17 Tage, in denen der Kopf nicht weniger voll geworden ist, sondern sich alles nur noch weiter eingedreht hat.
17 Tage, in denen konstruktive Gespräche selten waren. Weil es so unglaublich tragisch ist. Weil die Menschen nicht halten und mittragen können und wollen.

Heute hatten wir das erste Mal Schema – Gruppe. Die Gruppe scheint schon recht weit zu sein und die Frage von meinem Therapeuten war, ob Jemand ein Thema hat, was er bearbeiten möchte. Ehrlich gesagt ist es mir langsam egal, wer alles zuhört und dass ich die Gruppenmitglieder kaum kenne. Ich kann nicht mehr. Mit diesem Kopf.
Aber… - zu heißes Thema für die Gruppe, befindet Herr Therapeut. Kann ich hundert prozentig nachvollziehen.

Und dennoch lässt allein mit ihm in einem Raum zu sein, die Fassade fast fallen. Ich spüre schon, wie die Stimme etwas brüchig wird. Ob er das auch hört, weiß ich nicht. „Alles gut Mondkind – gibt gerade keinen objektiv nachvollziehbaren Grund hier zusammen zu klappen.“
Atmen. Die Sicherheit spüren, die er ausstrahlt. Muss erstmal reichen. Ich bin diesem Menschen so unglaublich dankbar. Dass er das mit mir alles gemacht hat. Schon vor den 17 Tagen. Und auch jetzt. Er nimmt mich als Patientin. Obwohl wir beide wissen, dass es schwer wird. Dass der Weg zurück ins Leben weit wird.

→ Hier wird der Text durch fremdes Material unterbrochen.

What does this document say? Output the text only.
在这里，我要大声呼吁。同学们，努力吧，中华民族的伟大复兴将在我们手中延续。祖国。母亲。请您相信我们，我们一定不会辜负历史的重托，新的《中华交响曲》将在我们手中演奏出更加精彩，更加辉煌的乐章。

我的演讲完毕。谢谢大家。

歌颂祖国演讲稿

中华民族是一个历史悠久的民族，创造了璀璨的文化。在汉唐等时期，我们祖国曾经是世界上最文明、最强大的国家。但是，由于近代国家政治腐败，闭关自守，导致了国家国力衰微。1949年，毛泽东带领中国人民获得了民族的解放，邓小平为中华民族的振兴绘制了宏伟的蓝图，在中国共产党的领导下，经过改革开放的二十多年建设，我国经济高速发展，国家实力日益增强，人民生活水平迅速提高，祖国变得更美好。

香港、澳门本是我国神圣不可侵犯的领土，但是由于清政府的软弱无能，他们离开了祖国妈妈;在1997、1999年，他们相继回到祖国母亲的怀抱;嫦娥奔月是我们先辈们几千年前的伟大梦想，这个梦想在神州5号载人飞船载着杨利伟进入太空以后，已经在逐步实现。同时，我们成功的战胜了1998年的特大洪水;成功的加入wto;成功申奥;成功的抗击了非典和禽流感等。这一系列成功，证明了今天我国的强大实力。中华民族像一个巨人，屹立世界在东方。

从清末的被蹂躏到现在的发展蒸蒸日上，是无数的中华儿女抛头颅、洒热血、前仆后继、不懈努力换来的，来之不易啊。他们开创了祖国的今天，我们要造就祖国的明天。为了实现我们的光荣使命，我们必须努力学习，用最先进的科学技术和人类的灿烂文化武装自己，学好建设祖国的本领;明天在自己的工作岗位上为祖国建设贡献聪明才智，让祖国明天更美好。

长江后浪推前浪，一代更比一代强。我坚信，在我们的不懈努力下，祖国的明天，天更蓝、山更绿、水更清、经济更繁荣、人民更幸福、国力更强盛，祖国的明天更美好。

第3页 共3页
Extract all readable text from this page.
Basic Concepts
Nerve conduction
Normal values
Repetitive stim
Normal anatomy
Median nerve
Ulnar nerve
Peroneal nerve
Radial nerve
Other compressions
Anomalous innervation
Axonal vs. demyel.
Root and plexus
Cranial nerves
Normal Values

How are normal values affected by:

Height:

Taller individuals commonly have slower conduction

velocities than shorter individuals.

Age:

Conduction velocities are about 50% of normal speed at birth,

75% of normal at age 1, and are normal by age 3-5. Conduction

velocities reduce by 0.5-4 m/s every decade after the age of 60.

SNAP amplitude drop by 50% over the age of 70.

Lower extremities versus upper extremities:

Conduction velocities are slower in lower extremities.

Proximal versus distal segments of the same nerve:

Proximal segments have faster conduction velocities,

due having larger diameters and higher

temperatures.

Wir müssen Termine machen. Ich stehe in seinem Büro. Und obwohl ich mich echt zusammen reiße und die Tür offen steht, kann ich nicht verhindern, dass die Tränen in meine Augen steigen. Ich hoffe so sehr auf einen baldigen Termin. Wahrscheinlich werden wir nicht viel lösen können. Wahrscheinlich kann man nicht mal viel sagen. Aber ich muss es alles ein Mal erzählen. Von Mensch zu Mensch. Von Herz zu Herz.
Donnerstag, sagt er. Was mir wiederrum fast das Herz zerreißt. Das sind immer noch drei Tage. 20 Tage nach diesem Wahnsinn wird, die Mondkind Raum zum Reden bekommen.
Und sich sicher fragen, wie sie diese Tage überstanden hat. Mit einem Hirn, dass sich nur dreht. Einer Fassade, die noch nie so schwer zu halten war.

Wir warten. Auf Donnerstag. Ich will nicht wissen, was bei diesem Termin passiert. Ich hoffe, er ist mir dann nicht böse. Wenn das Herz dem Kopf dann mal leise zuflüstert, ob es nicht okay wäre, jetzt gerade eben einfach nicht mehr zu können.
Aber ich hoffe, es wird ein bisschen einfacher danach.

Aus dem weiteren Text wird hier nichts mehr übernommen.